Genome-wide protein interaction maps using two-hybrid systems.

Automated sequence technology has rendered functional biology amenable to genomic scale analysis. Among genome-wide exploratory approaches, the two-hybrid system in yeast (Y2H) has outranked other techniques because it is the system of choice to detect protein-protein interactions. Deciphering the cascade of binding events in a whole cell helps define signal transduction and metabolic pathways or enzymatic complexes. The function of proteins is eventually attributed through whole cell protein interaction maps where totally unknown proteins are partnered with fully annotated proteins belonging to the same functional category. Since its first description in the late 1980's, several versions of the Y2H have been developed in order to overcome the major limitations of the system, namely false positives and false negatives. Optimized versions have been recently applied at multi-molecular and genomic scale. These genome-wide surveys can be methodologically divided into two types of approaches: one either tests combinations of predefined polypeptides (the so-called matrix approach) using various short-cuts to speed up the process, or one screens with a given polypeptide (bait) for potential partners (preys) present in complex libraries of genomic or complementary DNA (library screening).

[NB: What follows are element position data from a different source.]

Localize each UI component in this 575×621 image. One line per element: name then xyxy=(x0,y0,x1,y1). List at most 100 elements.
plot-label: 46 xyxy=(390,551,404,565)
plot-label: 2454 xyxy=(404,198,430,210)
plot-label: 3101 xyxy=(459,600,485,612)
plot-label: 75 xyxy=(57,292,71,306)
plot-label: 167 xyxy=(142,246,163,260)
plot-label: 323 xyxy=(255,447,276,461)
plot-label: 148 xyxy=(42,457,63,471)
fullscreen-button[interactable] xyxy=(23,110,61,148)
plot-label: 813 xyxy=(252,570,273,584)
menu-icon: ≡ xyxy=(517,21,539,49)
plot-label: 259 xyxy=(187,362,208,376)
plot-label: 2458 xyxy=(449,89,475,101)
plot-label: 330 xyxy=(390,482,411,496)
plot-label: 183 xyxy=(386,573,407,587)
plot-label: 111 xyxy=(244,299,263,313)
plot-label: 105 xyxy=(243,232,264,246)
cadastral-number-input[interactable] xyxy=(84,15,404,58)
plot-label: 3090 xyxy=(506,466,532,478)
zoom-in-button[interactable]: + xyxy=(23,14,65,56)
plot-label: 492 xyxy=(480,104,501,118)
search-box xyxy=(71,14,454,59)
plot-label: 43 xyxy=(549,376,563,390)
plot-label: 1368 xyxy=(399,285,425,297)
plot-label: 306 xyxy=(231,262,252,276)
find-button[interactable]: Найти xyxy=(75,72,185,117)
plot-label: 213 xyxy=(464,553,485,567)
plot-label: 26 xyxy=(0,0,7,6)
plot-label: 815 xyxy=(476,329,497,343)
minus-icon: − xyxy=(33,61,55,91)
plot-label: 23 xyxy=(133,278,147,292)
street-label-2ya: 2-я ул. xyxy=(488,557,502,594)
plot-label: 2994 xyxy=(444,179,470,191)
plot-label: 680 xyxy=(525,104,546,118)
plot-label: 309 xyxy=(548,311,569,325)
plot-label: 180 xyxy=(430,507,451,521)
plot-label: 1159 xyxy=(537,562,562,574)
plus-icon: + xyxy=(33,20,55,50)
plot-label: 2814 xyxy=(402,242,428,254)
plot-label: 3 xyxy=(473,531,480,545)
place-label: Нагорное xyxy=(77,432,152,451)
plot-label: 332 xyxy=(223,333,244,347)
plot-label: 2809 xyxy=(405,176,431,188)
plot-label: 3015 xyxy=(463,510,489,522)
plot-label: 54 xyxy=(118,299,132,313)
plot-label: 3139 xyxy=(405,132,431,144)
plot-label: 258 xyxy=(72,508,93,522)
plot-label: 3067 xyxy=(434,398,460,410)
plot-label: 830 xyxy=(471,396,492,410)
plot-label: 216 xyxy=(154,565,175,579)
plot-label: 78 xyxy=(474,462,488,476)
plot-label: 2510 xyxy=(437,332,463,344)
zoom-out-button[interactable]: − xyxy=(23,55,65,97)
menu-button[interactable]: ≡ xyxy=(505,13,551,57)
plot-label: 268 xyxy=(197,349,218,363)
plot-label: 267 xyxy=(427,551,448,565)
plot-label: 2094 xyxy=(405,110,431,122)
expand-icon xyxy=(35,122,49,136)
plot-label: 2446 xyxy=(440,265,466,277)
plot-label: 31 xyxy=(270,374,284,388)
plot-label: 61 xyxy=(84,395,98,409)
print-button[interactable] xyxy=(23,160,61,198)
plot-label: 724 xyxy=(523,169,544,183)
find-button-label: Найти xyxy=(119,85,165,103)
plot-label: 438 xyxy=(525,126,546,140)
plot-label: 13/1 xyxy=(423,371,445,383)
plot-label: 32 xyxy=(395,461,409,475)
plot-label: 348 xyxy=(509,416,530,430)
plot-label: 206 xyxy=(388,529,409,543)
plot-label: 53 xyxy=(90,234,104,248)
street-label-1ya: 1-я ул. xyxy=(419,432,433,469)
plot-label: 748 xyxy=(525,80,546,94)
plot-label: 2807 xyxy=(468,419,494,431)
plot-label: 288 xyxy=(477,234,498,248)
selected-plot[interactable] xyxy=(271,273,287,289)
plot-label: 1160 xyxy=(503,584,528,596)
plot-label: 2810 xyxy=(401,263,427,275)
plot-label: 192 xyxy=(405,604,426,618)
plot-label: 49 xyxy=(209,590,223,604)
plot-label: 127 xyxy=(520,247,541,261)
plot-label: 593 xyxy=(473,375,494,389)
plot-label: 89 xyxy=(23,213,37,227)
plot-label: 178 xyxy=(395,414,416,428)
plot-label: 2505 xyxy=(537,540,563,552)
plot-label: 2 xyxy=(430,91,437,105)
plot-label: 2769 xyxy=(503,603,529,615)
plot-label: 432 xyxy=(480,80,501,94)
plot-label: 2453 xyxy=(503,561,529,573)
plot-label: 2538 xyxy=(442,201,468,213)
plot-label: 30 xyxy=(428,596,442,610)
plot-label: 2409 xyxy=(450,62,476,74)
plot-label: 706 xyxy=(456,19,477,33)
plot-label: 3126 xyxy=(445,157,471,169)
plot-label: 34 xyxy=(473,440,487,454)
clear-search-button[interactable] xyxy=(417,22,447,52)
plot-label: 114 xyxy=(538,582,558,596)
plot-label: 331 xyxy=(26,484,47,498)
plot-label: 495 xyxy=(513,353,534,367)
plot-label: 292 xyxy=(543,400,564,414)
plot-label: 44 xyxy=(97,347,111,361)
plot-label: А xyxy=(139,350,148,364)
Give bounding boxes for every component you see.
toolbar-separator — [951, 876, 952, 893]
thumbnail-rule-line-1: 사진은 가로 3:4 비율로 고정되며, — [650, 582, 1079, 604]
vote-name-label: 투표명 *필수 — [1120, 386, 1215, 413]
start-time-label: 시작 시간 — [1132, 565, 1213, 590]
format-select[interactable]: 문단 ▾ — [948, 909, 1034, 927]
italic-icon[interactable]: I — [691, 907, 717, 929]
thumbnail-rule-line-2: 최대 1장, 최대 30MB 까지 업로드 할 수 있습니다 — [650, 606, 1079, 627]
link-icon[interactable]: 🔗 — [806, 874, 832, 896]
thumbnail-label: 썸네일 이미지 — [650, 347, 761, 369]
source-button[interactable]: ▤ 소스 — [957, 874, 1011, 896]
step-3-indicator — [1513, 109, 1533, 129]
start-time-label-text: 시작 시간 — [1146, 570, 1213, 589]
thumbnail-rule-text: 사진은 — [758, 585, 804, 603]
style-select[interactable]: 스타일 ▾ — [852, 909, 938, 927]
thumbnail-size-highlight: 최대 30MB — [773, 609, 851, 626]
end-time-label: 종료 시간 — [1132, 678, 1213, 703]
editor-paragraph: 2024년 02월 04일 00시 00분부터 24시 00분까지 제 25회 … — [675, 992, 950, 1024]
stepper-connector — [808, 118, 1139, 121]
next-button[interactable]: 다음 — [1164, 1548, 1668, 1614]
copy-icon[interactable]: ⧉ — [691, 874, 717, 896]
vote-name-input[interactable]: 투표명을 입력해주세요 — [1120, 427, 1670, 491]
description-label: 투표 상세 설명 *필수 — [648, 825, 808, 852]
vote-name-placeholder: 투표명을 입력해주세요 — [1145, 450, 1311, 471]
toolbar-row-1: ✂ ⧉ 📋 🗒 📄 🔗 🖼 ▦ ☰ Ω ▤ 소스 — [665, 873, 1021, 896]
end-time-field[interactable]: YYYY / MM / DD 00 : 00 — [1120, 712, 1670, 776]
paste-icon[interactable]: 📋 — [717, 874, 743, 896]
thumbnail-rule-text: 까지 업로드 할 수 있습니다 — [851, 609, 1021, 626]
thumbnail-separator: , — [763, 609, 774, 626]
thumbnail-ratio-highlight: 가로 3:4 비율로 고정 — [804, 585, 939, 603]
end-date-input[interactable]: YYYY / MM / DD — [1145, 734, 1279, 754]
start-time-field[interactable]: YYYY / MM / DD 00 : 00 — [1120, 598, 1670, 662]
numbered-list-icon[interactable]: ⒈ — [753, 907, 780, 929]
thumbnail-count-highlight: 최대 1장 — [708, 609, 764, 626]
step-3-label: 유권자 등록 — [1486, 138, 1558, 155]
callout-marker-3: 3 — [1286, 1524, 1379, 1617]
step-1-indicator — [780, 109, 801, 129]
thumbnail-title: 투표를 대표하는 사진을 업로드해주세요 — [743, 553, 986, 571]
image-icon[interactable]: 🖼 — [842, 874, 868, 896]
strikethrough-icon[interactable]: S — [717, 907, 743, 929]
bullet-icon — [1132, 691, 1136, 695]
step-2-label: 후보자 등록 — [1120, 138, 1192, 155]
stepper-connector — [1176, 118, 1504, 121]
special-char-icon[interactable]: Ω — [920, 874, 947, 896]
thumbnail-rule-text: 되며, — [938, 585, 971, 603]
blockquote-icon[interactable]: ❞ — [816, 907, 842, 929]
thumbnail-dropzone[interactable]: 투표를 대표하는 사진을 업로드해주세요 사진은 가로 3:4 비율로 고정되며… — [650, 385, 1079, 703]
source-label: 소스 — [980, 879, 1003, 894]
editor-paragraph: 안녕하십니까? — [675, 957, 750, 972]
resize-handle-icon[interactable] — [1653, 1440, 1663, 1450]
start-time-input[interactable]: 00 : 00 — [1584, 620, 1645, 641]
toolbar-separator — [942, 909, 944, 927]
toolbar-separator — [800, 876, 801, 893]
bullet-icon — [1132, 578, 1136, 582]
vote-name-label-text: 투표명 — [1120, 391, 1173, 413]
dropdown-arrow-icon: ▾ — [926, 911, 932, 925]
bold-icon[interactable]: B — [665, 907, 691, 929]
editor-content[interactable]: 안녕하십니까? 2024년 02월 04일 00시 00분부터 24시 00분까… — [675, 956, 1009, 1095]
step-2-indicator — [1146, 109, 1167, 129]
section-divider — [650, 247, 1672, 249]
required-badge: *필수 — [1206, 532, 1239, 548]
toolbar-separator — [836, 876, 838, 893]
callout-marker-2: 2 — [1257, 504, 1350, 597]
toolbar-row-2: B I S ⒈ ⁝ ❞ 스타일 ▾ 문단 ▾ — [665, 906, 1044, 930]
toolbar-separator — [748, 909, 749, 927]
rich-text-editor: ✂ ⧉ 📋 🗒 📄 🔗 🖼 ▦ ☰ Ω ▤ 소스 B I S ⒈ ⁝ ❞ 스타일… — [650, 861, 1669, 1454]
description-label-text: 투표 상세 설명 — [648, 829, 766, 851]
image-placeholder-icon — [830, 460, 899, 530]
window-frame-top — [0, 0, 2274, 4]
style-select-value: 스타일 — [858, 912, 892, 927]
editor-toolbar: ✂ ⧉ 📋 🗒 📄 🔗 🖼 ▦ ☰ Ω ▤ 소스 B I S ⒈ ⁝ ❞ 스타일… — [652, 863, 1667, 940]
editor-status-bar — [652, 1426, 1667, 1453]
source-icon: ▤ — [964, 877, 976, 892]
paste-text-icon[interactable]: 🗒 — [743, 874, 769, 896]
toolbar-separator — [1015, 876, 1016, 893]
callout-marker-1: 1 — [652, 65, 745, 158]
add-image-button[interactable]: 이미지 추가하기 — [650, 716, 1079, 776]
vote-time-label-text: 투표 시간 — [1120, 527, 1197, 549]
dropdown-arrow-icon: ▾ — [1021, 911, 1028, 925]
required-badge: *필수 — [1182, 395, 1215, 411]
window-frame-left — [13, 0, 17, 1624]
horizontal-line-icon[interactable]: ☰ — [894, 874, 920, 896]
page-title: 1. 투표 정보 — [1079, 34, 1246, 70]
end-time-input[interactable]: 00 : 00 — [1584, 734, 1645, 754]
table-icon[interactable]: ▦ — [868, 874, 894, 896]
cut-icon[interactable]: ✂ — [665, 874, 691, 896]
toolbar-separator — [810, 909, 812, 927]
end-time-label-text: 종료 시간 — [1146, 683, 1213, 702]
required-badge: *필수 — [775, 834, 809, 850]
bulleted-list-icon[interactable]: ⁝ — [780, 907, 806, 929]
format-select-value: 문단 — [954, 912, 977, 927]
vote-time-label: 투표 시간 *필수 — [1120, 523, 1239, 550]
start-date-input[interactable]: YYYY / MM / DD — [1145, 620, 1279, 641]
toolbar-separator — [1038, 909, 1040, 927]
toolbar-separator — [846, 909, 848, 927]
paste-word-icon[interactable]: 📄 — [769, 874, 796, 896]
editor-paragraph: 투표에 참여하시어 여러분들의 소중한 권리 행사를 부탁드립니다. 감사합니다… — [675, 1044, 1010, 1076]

In the former strategy, one tests what one knows, for example pair-wise interactions between full-length open reading frames from recently sequenced and annotated genomes. Although based on a one-by-one scheme, this method is reported to be amenable to large-scale genomics thanks to multicloning strategies and to the use of small robotics workstations. In the latter, highly complex cDNA or genomic libraries of protein domains can be screened to saturation with high-throughput screening systems allowing the discovery of yet unidentified proteins. Both approaches have strengths and drawbacks that will be discussed here. None yields a full proteome-wide screening since certain proteins (e.g. some transcription factors) are not usable in Y2H. Novel two-hybrid assays have been recently described in bacteria. Applications of these time- and cost-effective assays to genomic screening will be discussed and compared to the Y2H technology.